Los dogmatismos son coacciones que los beneficiarios de la mentira hacen gravitar sobre nuestra conciencia. Las castas y las sectas imponen el sacrificio de algunas verdades o una limitación del libre examen. Por eso los grandes renovadores suelen sobreponerse a todos los dogmas, puesta su pupila en ideales que no caben en los casilleros de su tiempo; los aman y los sirven sin sujetarlos a conveniencias transitorias. Heraldos de un ideal son los que no enmudecen ante la hostilidad de los rutinarios; apóstoles son los que no acomodan su conciencia a viles necesidades de aprovechamiento personal. Su obra y su ejemplo sobreviven en los siglos, acrecentando el patrimonio moral de la estirpe humana.

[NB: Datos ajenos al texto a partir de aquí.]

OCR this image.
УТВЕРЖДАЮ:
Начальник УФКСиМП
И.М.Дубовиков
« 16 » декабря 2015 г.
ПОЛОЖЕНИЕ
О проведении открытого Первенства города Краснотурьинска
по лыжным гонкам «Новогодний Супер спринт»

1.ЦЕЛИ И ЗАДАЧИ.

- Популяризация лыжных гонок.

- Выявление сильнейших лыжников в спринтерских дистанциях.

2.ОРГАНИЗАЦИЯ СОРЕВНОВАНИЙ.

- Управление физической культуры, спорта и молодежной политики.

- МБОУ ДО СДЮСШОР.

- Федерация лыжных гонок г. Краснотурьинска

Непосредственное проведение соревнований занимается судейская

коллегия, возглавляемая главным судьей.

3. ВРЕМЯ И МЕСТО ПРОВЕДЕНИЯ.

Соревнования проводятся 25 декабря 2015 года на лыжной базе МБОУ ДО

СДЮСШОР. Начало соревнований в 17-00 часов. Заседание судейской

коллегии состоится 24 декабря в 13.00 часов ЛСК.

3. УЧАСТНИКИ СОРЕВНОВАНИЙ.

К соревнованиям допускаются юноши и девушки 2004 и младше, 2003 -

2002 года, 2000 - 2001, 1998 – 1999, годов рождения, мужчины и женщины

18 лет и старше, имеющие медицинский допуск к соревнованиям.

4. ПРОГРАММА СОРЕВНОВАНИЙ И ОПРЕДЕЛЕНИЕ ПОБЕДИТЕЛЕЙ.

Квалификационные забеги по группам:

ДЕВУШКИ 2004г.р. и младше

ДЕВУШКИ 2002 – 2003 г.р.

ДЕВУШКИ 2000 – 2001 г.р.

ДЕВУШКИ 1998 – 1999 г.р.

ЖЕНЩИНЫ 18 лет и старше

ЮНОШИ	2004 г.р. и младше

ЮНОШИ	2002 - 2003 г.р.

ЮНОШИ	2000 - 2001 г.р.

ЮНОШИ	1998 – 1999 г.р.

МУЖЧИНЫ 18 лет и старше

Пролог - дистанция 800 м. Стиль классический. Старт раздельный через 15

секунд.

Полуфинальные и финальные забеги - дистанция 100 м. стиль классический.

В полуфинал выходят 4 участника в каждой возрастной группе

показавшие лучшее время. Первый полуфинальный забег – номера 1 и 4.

67.– Todo progreso moral es el triunfo de una verdad sobre una superstición. El renacimiento de las artes y las ciencias fue una revolución tan grande que aún persiste el eco de ese conflicto entre lo medieval no extinguido y lo moderno en formación. Y la fuerza magnífica puesta en juego por sus actores, fue la verdad; el deseo de la verdad lógica, en la ciencia; el deseo de la belleza, que es la verdad en el arte; el deseo de la virtud, que es la verdad en la moral; el deseo de la justicia, que es la verdad en el derecho.

Amar la verdad es contribuir a la elevación del mundo moral; por eso ningún sentimiento es más odiado por los que medran de mentir. En todos los tiempos y lugares, el que expresa su verdad en voz alta, como la cree, lealmente, causa inquietud entre los que viven a la sombra de intereses creados. Pero aunque a toda hora le acechen la intriga y la venganza, el que ama su verdad no la calla; el hombre digno prefiere morir una sola vez, llevando incólume su tesoro.

El cobarde muere moralmente cien veces, si otras tantas reniega por miedo; es vil quien prostituye sus creencias en la hora del peligro, mintiendo para ganarse el perdón de sus propios enemigos. La cobardía moral es de suyo tan infame que ninguna pena podría aumentar su vergüenza; y la mayor de todas las cobardías consiste en callar la verdad para recoger las ventajas que ofrece la complicidad con la mentira.

Las verdades pueden ser peligrosas para quienes las predican. Pero el que las ama, lejos de arredrarse por el peligro, debe provocarlo, enseñándolas a los que aún pueden aprenderlas. En el corazón de los jóvenes la verdad es generadora, como el calor del sol que en los jardines sé convierte en flores.

La verdad es la más temida de las fuerzas revolucionarias; los pequeños motines se fraguan con armas de soldados, las grandes revoluciones se hacen con doctrinas de pensadores. Todos los que han pretendido eternizar una injusticia, en cualquier tiempo y lugar, han temido menos a los conspiradores políticos que a los heraldos de la verdad, porque ésta, pensada, hablada, escrita, contagiada, produce en los pueblos cambios más profundos que la violencia. Ella siempre perseguida, siempre invencible, es el más eficaz instrumento de redención moral que se ha conocido en la historia de la humanidad.